Der Bericht des Verwaltungs‑ und Verfassungsgerichtshofs für 1999‑2000 zeigt eine stark steigende Falllast, lange Bearbeitungszeiten und einen Rückgang der Neufälle nach Wegfall des Fremdenrechtspakets.
einfache Mehrheit XXI 04.07.2002
Bericht
Verwaltungsgerichtsbarkeit
Verfassungsgerichtsbarkeit

Schwerpunkte

  • Der VwGH bearbeitete im Berichtszeitraum zahlreiche europarechtliche Vorlagen, die an den EuGH nach Art. 177 EGV bzw. Art. 234 EG weitergeleitet wurden.
  • Im Jahr 2000 wurden 1 530 Anträge auf Zuerkennung der aufschiebenden Wirkung gestellt, die nach Art. 30 Abs. 2 VwGG geregelt sind.

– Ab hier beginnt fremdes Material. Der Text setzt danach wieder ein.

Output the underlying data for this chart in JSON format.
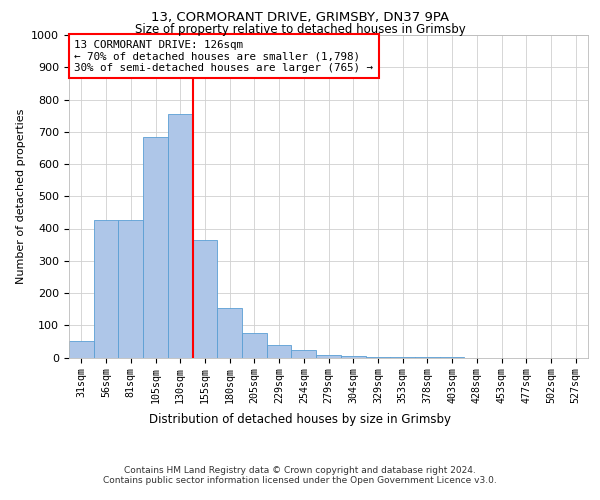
{
  "title1": "13, CORMORANT DRIVE, GRIMSBY, DN37 9PA",
  "title2": "Size of property relative to detached houses in Grimsby",
  "xlabel": "Distribution of detached houses by size in Grimsby",
  "ylabel": "Number of detached properties",
  "categories": [
    "31sqm",
    "56sqm",
    "81sqm",
    "105sqm",
    "130sqm",
    "155sqm",
    "180sqm",
    "205sqm",
    "229sqm",
    "254sqm",
    "279sqm",
    "304sqm",
    "329sqm",
    "353sqm",
    "378sqm",
    "403sqm",
    "428sqm",
    "453sqm",
    "477sqm",
    "502sqm",
    "527sqm"
  ],
  "values": [
    50,
    425,
    425,
    685,
    755,
    365,
    155,
    75,
    38,
    22,
    8,
    4,
    2,
    2,
    1,
    1,
    0,
    0,
    0,
    0,
    0
  ],
  "bar_color": "#aec6e8",
  "bar_edge_color": "#5a9fd4",
  "red_line_x": 4.5,
  "annotation_line1": "13 CORMORANT DRIVE: 126sqm",
  "annotation_line2": "← 70% of detached houses are smaller (1,798)",
  "annotation_line3": "30% of semi-detached houses are larger (765) →",
  "ylim": [
    0,
    1000
  ],
  "yticks": [
    0,
    100,
    200,
    300,
    400,
    500,
    600,
    700,
    800,
    900,
    1000
  ],
  "footnote1": "Contains HM Land Registry data © Crown copyright and database right 2024.",
  "footnote2": "Contains public sector information licensed under the Open Government Licence v3.0.",
  "background_color": "#ffffff",
  "grid_color": "#d0d0d0"
}
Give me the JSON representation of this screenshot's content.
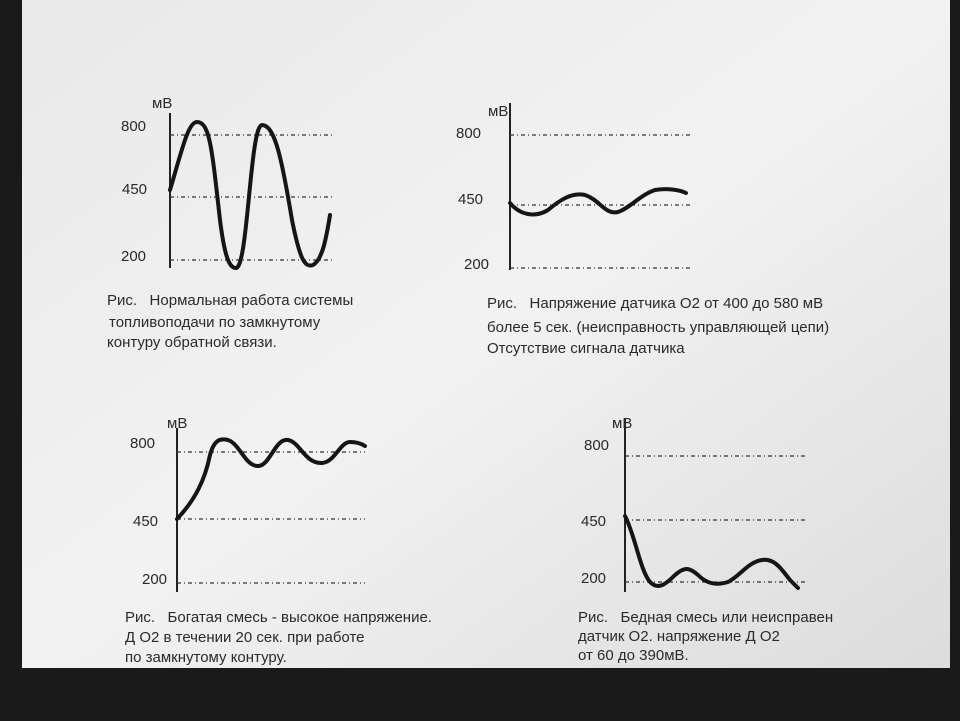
{
  "panels": [
    {
      "unit": "мВ",
      "ticks": [
        "800",
        "450",
        "200"
      ],
      "caption": [
        "Рис.   Нормальная работа системы",
        "топливоподачи по замкнутому",
        "контуру обратной связи."
      ]
    },
    {
      "unit": "мВ",
      "ticks": [
        "800",
        "450",
        "200"
      ],
      "caption": [
        "Рис.   Напряжение датчика О2 от 400 до 580 мВ",
        "более 5 сек. (неисправность управляющей цепи)",
        "Отсутствие сигнала датчика"
      ]
    },
    {
      "unit": "мВ",
      "ticks": [
        "800",
        "450",
        "200"
      ],
      "caption": [
        "Рис.   Богатая смесь - высокое напряжение.",
        "Д О2 в течении 20 сек. при работе",
        "по замкнутому контуру."
      ]
    },
    {
      "unit": "мВ",
      "ticks": [
        "800",
        "450",
        "200"
      ],
      "caption": [
        "Рис.   Бедная смесь или неисправен",
        "датчик О2. напряжение Д О2",
        "от 60 до 390мВ."
      ]
    }
  ]
}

  • Der VfGH lehnte im Berichtsjahr 861 Beschwerden nach Art. 144 B‑VG ab, weil sie keine hinreichende Aussicht auf Erfolg hatten.
  • Die durchschnittliche Verfahrensdauer für erledigte Beschwerdefälle lag bei etwa 20 Monaten, wobei die Zahl der Fälle, die länger als ein Jahr anhängig blieben, stark anstieg.